Non, c'est TRES simple (genre comme d'utiliser Google ou la fonction recherche pour trouver une information, hein  )

- tu jette Internet Explorer à la corbeille (y'a des conflits )
- tu cliques ICI
- tu telecharges firefox pour mac os x
- tu ouvre l'image disque telechargée
- tu copie le contenu dans ton dossier application
- tu lance firefox a partir de ton dossier application


----------



## .Steff (25 Janvier 2006)

geoffrey a dit:
			
		

> - tu jette Internet Explorer à la corbeille *(y'a des conflits )*


Ha oui c'est vrai je ne me rapellais plus de cette arguments qui est quand même super béton :love::love:


----------



## FERDINAND (25 Janvier 2006)

En effet, à lire comme ça, ça paraît tout simple.
Une question, je ne vide pas la poubelle tant que Mozilla n'est pas en fonction, on est bien d'accord ?


----------



## .Steff (25 Janvier 2006)

pourquoi?Si tu la vide...Sauf si tu as des favoris a récuperer d'internet explorer..C'est le cas?


----------



## geoffrey (25 Janvier 2006)

C'etait une blague le coup des conflits, tu peux laisser IE  

Et c'est aussi simple à faire qu'à lire.


----------



## FERDINAND (25 Janvier 2006)

Geoffrey j'ai bien fait de poser la question hein, moi je crois tout ce qu'on me dis... maintenant il faut que je me lance et ça c'est pas rien :mouais:


----------



## geoffrey (25 Janvier 2006)

Allez zou, lance toi et dans 5 minutes reviens nous ecrire une reponse à partir de Firefox  (la navigation est la meme, les boutons se ressemblent, ...)


----------



## FERDINAND (25 Janvier 2006)

Ca commence bien...
Je n'arrive pas à accéder au téléchargement et si je sélectionne Mac Os j'ai le messsage suivant : Internet E ne sait pas comment traiter le type de fichier que vous avez sélectionné... chercher une application ? quelle est l'application qui convient.


----------



## geoffrey (25 Janvier 2006)

Utilise Safari (dans ton dossier application).
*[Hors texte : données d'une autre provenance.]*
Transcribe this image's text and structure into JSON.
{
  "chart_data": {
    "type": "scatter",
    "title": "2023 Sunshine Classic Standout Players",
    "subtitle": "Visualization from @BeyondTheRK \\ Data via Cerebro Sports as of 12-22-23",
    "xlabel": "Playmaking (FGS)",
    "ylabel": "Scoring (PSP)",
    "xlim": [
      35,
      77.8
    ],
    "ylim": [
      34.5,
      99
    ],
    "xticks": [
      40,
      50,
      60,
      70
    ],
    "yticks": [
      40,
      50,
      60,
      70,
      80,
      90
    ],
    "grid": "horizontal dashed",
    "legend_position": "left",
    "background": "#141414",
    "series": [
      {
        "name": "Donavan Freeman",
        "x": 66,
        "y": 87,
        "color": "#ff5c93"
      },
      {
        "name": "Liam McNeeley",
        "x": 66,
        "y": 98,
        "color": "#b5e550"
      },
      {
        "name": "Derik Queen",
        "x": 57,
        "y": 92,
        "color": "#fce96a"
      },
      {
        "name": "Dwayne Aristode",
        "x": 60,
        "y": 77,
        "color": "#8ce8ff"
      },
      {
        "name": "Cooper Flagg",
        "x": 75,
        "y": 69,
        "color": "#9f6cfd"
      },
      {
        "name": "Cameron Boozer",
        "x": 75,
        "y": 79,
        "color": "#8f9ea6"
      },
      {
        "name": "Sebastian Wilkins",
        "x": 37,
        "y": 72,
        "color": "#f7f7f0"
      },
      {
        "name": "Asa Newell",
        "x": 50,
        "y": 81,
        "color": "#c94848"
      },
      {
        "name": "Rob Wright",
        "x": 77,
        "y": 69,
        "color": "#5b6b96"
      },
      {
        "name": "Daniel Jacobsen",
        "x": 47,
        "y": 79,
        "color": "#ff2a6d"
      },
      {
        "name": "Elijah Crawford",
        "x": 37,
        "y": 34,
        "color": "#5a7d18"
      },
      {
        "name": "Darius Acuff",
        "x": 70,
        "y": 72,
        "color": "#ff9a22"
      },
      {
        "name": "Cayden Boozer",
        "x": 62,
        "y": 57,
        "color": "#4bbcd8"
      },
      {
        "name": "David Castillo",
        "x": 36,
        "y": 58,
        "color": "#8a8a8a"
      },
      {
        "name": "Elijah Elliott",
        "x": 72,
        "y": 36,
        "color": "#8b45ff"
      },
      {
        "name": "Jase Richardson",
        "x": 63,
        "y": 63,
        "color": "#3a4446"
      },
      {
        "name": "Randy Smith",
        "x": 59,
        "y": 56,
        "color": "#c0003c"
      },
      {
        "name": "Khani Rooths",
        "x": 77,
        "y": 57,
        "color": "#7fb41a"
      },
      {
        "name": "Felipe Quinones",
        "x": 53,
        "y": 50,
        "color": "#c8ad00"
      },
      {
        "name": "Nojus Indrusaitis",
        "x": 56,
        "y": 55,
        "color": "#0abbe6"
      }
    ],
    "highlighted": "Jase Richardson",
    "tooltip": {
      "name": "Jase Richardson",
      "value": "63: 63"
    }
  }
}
Sinon, Ctrl-Click : "enregistrer le fichier sous"


----------



## FERDINAND (25 Janvier 2006)

Ca y est j'y suis sur Firefox, j'espère que tout va bien se passer. 
Merci de m'avoir boosté Geoffrey (je sais pas si c'est comme ça qu'on dit).
A bientôt pour la prochaine question, j'en ai  beaucoup.


----------



## geoffrey (25 Janvier 2006)

:love: merci à toi, chaque utilisateur qui passe d'IE a n'importe quoi d'autre, ca me rend heureux 

Tu as des choses interessantes à découvrir dans Firefox, en particulier :
- le blocage des fenetres surgissantes
- la navigation par onglet

Une fois que tu auras vu ca, se sera


----------



## FERDINAND (25 Janvier 2006)

.Steff a dit:
			
		

> pourquoi?Si tu la vide...Sauf si tu as des favoris a récuperer d'internet explorer..C'est le cas?


Ca y est j'ai téléchargé MOZILLA mais je garde IE tant que je ne maîtrise pas un peu, quand aux favoris je les retrouverais j'en ai pas des masses.
Je te remercie, pour un peu je jetais IE


----------